CTN researchers part of global strategy to find a cure
The CTN’s Vaccines and Immunotherapies (VIT) Core led by Drs. Jonathan Angel and Jean-Pierre Routy and several prominent CTN researchers are looking at multiple strategies of eradication by tapping into the viral reservoirs.
Current antiretroviral regimens are very potent for controlling HIV, however, ART is not a complete remedy because it does not eliminate the source of persistent infection – the so-called viral reservoirs. “One of the biggest obstacles to curing HIV is posed by viral reservoirs, cells harboring latent or non-replicating HIV,” says Dr. Jean-Pierre Routy.
The CanCURE Initiative
In support of HIV cure and remission initiatives, Drs. Angel and Routy have joined with the Canadian HIV Cure Enterprise (CanCURE) under the leadership of Dr. Eric Cohen (Institut de recherches cliniques de Montréal (IRCM). Funded by CIHR to the tune of $8.75 million over five years, the CanCURE group consists of Canadian HIV researchers, including 26 basic and clinical scientists and a knowledge user who brings the perspective of the community living with HIV.
The goal of CanCURE is to contribute to the development of a sterilizing and/or functional HIV cure through an accessible, interactive, and coordinated scientific program that connects relevant stakeholders and complements current international and Canadian research efforts.
Through four research themes, CanCURE will focus on the role of macrophages (long-lived cells that engulf and digest foreign pathogens and infected cells). “While extensive efforts have been deployed in the direction of eliminating HIV resting CD4+ T-cell reservoirs, much less is known about the contribution of monocytes-macrophages to the overall HIV reservoir,” says Dr. Eric Cohen, the principal investigator for CanCURE. “Once new candidates that eliminate persistent HIV infection are identified in pre-clinical studies, we will move onto HIV cure clinical trials,” adds Dr. Jean-Pierre Routy.

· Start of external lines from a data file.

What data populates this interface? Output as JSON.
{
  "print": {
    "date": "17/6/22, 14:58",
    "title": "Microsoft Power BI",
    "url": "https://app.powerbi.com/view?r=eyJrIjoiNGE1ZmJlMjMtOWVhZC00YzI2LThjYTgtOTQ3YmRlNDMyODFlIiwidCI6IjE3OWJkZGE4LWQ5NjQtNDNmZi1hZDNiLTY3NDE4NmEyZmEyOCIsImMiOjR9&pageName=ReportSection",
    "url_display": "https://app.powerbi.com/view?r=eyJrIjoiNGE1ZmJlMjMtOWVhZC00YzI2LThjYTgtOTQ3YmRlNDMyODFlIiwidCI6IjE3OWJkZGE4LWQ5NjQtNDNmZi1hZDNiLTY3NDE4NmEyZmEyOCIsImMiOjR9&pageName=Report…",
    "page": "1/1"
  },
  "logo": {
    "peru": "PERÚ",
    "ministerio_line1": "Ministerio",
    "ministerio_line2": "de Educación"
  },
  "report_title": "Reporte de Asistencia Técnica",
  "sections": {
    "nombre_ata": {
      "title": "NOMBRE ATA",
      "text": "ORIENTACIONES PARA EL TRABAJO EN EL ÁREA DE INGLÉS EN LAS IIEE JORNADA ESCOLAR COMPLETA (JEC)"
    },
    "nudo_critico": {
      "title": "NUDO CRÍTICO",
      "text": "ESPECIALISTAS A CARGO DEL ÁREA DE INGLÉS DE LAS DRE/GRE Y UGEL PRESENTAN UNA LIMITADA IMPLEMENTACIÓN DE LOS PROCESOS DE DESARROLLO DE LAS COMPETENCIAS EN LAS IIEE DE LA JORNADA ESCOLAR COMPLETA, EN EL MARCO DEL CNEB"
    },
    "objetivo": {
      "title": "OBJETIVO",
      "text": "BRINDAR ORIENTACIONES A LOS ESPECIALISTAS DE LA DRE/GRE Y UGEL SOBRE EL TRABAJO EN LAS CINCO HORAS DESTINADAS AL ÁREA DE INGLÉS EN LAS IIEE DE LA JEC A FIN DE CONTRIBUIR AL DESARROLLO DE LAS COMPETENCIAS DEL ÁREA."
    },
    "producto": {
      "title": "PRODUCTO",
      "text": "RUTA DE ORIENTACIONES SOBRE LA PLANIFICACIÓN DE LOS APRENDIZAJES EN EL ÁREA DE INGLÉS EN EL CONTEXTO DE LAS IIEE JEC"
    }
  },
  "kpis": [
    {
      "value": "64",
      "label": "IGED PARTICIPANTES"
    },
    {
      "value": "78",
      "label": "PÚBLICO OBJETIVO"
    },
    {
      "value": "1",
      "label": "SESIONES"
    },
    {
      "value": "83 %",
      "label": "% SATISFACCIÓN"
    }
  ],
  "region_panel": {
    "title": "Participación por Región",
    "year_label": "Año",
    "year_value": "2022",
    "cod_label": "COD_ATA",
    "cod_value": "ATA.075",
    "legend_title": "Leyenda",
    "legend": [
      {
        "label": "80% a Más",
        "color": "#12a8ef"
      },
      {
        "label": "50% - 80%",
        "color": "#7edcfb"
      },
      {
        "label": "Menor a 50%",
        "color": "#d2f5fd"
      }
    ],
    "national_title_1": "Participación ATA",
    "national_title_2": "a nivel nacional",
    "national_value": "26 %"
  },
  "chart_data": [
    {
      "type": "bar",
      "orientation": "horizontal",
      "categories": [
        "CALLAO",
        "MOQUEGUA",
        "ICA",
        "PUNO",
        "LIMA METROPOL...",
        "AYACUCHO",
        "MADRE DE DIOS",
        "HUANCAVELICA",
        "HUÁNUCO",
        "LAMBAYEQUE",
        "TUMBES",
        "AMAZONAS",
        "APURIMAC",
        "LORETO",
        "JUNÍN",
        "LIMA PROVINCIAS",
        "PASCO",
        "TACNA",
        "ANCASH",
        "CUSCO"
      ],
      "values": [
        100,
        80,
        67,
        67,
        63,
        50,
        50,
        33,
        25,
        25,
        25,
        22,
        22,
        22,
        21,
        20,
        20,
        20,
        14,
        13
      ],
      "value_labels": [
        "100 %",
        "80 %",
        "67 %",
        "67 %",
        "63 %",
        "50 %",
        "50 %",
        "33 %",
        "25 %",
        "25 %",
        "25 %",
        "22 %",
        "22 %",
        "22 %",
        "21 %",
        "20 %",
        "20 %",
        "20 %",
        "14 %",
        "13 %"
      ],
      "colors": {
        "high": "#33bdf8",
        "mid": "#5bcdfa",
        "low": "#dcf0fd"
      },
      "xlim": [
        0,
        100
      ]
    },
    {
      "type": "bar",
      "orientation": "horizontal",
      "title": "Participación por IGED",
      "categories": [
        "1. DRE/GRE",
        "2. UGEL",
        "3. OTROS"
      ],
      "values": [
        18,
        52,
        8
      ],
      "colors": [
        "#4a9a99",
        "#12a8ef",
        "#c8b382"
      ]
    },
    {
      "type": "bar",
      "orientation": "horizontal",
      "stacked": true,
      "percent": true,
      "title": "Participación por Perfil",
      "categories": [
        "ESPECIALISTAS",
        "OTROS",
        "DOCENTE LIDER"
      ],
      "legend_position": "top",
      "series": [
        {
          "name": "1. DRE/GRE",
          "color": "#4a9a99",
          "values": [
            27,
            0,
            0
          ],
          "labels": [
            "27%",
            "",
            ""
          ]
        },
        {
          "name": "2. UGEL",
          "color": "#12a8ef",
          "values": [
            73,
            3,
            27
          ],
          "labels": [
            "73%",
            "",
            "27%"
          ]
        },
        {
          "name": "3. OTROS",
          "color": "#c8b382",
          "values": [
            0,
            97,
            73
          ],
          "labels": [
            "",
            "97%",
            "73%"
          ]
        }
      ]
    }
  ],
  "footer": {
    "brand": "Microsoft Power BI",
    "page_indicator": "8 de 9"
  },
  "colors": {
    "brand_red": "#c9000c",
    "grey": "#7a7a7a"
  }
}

Pediatric HIV: Exploring determinants of a functional cure
Drawing on the 2013 case study of the Mississippi baby and the apparent “functional cure” of an HIV infant, a new CTN study, funded by CIHR, led by Dr. Hugo Soudeyns (Centre de recherche du CHU Sainte-Justine) with co-investigators including Drs. Ari Bitnun and Jason Brophy are exploring the determinants of a functional cure in children who were born HIV-positive (CTN S 281). The objective of this study is to determine whether early initiation of ART in cases of vertical (mother-to-child) transmission results in the failure to establish a significant HIV reservoir. This setting could potentially provide a “functional cure” or a state of HIV remission that could be controlled without drugs.
The research team includes basic scientists and clinicians based in multiple centers across Canada who are presently involved in pediatric HIV research and care (Canadian Pediatric AIDS Research Group (CPARG)). The research program will generate a comprehensive overview on whether preventing reservoir establishment using ART is an effective means of achieving a functional cure in children. A secondary objective of the study is to determine differences in pathogenic mechanisms of HIV in individuals with developing immune systems.
Other studies aiming to reduce viral reservoirs and viral eradication
Through the 2013 CTN Funding Opportunity, Dr. Mario Ostrowski (University of Toronto) is being supported to carry out a proof-of-concept study with a therapeutic DNA vaccine (InovioPennvax-GP vaccine) delivered via an electrical pulse (CTNPT 020). The study aims to show that enhancing HIV-specific T cell immunity, particularly the HIV-specific CD8+ T cell response, can have an impact on HIV reservoirs in ART-treated individuals, with the goal to eliminate HIV from reservoirs.
CTNPT 020 will begin in 2014 recruiting individuals most likely to benefit from the proposed intervention: patients who started therapy within six months of acquiring HIV and who have been on therapy at least six months. “These individuals still have substantial preservation of HIV-specific immune responses, and relatively lower viral reservoirs compared to those treated during chronic established infection,” says Dr. Ostrowski.
Along with studies looking directly at viral reservoirs, other studies within the VIT Core are testing strategies to enhance the capacity of the host immune response to control viral replication. Persistent inflammation and immune activation despite years of successful ART have been associated with non-AIDS events including cardiovascular, kidney, liver diseases, and cancers. In addition, the level of immune activation is associated with lower HIV specific control and higher viral reservoirs. One currently enrolling pilot study is CTNPT 006 – the Niaspan study examines the role of extended release niacin on immune activation, which may enhance CD4 recovery and improve neurocognitive functions.
Capacity building and the path forward
Cure research is a dynamic field and the science is rapidly evolving. Being linked with the IAS Towards a Cure, CanCURE and other cure research initiatives, CTN researchers are part of a global strategy that calls for the collaboration of multidisciplinary teams of basic, clinical, and translational researchers to develop strategies to push HIV disease into remission or to cure it.